Kearfott is a defense equipment manufacturer founded in 1918 in New Jersey, United States. It is based in Pine Brook. Today the electronics division is part of BAE Systems, while the remaining Kearfott Guidance & Navigation division is a subsidiary of the Astronautics Corporation of America. It also has locations in Black Mountain, North Carolina and Matamoros, Mexico.

==History==
Kearfott Corporation was founded in 1918 by William Dunham Kearfott. It became the Kearfott Division of the General Precision Equipment Corporation in 1955 and then, in 1968, the Kearfott Division of Singer Business Corporation.

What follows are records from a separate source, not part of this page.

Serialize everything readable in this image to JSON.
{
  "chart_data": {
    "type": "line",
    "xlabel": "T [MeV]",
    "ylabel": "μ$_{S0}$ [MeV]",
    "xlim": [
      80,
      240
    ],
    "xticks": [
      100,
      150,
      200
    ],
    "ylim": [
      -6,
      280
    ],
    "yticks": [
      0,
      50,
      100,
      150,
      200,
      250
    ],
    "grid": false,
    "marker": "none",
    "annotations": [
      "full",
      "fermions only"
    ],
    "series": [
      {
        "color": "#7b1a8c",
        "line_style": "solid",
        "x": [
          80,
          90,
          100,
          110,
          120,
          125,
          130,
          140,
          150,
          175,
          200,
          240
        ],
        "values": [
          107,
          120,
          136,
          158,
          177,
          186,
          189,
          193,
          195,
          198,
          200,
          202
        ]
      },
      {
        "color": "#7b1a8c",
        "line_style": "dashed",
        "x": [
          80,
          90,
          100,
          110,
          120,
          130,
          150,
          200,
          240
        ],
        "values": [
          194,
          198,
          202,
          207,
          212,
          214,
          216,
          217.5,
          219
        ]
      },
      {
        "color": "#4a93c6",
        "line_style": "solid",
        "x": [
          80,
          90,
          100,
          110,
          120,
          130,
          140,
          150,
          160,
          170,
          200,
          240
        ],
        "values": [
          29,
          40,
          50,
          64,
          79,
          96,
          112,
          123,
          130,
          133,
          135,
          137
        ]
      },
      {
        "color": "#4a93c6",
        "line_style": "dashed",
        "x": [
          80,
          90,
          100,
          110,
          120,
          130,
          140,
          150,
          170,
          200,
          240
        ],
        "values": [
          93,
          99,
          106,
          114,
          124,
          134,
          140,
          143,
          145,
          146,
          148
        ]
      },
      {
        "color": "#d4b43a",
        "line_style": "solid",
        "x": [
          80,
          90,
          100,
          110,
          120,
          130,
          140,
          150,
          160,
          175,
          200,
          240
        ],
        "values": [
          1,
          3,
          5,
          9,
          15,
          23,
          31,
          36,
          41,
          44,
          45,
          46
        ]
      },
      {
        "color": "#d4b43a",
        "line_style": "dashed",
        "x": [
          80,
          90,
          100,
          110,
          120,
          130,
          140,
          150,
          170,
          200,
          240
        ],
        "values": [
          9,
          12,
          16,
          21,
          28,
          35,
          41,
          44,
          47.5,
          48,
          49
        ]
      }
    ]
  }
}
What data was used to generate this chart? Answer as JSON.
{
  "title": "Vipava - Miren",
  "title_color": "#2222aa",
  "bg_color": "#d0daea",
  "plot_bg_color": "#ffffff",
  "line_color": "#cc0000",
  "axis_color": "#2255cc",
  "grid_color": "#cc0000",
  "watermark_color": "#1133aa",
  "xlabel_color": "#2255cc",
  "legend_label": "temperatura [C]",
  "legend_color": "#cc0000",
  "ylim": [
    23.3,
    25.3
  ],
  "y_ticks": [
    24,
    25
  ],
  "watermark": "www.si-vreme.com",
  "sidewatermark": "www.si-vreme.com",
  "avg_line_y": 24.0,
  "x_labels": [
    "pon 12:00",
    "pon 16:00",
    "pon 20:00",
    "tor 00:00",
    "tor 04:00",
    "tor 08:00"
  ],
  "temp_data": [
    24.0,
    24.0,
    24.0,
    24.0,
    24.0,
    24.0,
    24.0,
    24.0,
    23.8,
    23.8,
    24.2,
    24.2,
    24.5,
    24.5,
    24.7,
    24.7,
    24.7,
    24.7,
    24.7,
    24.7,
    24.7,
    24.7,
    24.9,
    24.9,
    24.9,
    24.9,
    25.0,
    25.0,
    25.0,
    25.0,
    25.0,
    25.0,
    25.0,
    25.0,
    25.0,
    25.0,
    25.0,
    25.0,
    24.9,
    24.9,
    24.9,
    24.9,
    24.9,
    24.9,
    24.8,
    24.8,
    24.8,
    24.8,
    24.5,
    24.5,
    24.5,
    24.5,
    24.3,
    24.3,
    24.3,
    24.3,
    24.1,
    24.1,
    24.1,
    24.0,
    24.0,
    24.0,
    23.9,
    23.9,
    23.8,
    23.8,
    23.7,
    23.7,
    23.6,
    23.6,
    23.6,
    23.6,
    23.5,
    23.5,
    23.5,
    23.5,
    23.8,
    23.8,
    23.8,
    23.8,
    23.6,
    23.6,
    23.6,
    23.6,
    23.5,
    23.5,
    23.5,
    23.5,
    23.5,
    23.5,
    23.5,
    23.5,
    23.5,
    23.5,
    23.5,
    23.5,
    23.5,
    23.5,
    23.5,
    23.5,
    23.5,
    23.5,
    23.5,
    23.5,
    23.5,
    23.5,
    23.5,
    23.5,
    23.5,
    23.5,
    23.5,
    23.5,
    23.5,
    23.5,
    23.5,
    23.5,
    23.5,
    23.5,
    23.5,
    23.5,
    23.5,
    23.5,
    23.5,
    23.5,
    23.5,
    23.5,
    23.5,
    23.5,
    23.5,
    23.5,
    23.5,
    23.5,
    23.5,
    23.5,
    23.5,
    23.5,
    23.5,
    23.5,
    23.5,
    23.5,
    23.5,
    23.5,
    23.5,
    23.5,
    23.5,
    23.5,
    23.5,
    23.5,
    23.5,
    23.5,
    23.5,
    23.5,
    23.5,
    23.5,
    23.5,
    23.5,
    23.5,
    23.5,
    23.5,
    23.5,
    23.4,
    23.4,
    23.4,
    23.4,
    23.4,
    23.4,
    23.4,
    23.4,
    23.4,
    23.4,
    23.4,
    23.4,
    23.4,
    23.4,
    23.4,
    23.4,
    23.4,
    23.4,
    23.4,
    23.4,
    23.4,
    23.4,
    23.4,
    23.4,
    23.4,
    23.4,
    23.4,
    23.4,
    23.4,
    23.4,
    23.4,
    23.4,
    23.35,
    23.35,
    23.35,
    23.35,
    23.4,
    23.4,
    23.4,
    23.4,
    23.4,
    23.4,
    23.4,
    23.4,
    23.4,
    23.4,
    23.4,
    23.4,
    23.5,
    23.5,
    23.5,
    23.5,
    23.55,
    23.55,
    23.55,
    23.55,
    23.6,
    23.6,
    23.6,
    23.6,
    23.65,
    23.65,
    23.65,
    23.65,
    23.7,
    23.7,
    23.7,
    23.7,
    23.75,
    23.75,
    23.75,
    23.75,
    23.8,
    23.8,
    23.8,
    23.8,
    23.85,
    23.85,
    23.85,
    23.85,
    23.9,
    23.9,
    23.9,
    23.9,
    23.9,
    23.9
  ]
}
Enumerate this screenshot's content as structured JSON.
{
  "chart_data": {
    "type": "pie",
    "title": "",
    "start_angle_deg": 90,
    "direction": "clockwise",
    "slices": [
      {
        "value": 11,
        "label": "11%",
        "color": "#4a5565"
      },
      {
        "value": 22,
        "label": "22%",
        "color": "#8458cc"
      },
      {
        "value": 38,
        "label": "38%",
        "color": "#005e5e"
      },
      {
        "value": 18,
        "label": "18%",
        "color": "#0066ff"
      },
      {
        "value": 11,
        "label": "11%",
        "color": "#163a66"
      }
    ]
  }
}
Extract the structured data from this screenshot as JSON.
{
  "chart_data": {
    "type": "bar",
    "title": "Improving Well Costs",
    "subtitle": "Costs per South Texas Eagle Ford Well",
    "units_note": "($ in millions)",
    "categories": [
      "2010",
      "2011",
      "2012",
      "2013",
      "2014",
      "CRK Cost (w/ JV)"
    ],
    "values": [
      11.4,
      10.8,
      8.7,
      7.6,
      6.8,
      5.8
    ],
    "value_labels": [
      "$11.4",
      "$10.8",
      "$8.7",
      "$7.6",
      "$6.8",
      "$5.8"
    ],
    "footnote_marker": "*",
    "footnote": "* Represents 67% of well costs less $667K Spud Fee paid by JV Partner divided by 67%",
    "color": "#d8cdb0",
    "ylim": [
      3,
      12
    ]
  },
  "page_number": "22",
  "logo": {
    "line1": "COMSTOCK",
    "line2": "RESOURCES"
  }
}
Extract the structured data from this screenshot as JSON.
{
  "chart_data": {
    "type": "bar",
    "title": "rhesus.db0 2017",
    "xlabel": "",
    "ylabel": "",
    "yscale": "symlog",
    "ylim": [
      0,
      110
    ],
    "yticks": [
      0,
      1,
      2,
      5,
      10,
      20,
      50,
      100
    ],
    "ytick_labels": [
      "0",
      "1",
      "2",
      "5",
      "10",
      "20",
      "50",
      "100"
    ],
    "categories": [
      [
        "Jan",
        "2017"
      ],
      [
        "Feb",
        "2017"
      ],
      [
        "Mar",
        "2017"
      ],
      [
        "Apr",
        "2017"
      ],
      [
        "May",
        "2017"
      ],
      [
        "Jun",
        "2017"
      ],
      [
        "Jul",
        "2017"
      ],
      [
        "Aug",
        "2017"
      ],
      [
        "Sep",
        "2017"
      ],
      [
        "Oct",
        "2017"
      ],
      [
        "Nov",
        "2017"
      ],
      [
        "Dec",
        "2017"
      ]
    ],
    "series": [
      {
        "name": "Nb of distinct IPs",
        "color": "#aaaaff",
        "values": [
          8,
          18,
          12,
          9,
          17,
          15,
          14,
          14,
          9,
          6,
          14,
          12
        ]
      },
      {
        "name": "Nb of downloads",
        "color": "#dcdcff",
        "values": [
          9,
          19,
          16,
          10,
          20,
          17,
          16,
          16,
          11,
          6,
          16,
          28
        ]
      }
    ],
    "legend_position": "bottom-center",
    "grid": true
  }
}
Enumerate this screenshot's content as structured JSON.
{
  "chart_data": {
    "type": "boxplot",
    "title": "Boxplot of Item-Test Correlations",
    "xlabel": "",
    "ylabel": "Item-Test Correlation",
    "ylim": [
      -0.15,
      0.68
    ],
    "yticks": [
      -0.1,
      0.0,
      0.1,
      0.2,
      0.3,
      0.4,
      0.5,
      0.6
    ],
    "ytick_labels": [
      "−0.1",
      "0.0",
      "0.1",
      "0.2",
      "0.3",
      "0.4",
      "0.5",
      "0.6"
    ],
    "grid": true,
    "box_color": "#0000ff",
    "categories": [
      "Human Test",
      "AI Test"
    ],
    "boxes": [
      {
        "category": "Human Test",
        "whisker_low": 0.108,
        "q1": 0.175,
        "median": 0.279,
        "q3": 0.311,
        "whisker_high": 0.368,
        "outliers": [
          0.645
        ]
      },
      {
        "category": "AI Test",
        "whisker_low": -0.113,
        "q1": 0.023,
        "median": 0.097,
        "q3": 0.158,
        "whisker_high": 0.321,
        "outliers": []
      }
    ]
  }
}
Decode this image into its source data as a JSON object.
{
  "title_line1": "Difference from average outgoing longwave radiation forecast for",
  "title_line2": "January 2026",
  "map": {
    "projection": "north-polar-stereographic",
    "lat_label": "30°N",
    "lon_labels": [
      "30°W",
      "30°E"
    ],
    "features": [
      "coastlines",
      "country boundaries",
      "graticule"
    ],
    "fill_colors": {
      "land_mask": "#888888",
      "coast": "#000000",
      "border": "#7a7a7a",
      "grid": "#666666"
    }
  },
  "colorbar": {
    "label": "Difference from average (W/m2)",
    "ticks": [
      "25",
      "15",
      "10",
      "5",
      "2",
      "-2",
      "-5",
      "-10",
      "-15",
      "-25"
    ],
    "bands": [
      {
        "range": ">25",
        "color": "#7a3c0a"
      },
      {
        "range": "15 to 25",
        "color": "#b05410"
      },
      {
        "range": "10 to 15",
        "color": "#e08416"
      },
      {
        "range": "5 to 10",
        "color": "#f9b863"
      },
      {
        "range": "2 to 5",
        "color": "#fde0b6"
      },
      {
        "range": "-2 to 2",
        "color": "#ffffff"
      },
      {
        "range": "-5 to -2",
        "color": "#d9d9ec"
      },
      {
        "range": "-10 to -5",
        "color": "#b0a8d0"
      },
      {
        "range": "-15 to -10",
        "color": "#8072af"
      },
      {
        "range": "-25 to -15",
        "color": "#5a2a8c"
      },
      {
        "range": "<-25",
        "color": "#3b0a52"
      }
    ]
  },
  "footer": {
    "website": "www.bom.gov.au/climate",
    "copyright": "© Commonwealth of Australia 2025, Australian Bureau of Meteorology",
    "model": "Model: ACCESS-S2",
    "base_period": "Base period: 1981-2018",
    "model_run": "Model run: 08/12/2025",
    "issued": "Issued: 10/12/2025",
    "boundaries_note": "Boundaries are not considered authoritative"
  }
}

In 1987 Singer split Kearfott; the Kearfott Guidance & Navigation division was sold to the Astronautics Corporation of America in 1988, and the Electronic Systems Division was purchased by Plessey. In 1990 GEC-Marconi bought Plessey and renamed the unit in Wayne, New Jersey GEC-Marconi Electronic Systems.

Kearfott Guidance & Navigation Corporation officially changed its name to Kearfott Corporation effective June 1, 2008, reflecting the fact that the scope of the company's business was not limited to guidance and navigation products.

==Projects==
Among the many vehicles and devices that contain a Kearfott built Inertial Navigation Unit (INU), is the Northrop-built RQ-4 Global Hawk. The KN-4072 and the KN-4074 are the preferred MRLG (Monolithic Ring Laser Gyro) units for Northrop's Global Hawk. The KN-4072a and the KN-4074 are based upon the KN-4071 design series, with a few key differences, most noticeably their enclosures and interfaces.

Kearfott built the inertial navigation system for the Pershing II missile and for the Space Shuttle.

Kearfott integrating gyroscopes (P/N C702519018-4) were used in the rate gyros for the Apollo Telescope Mount / Orbital Workshop ( Skylab).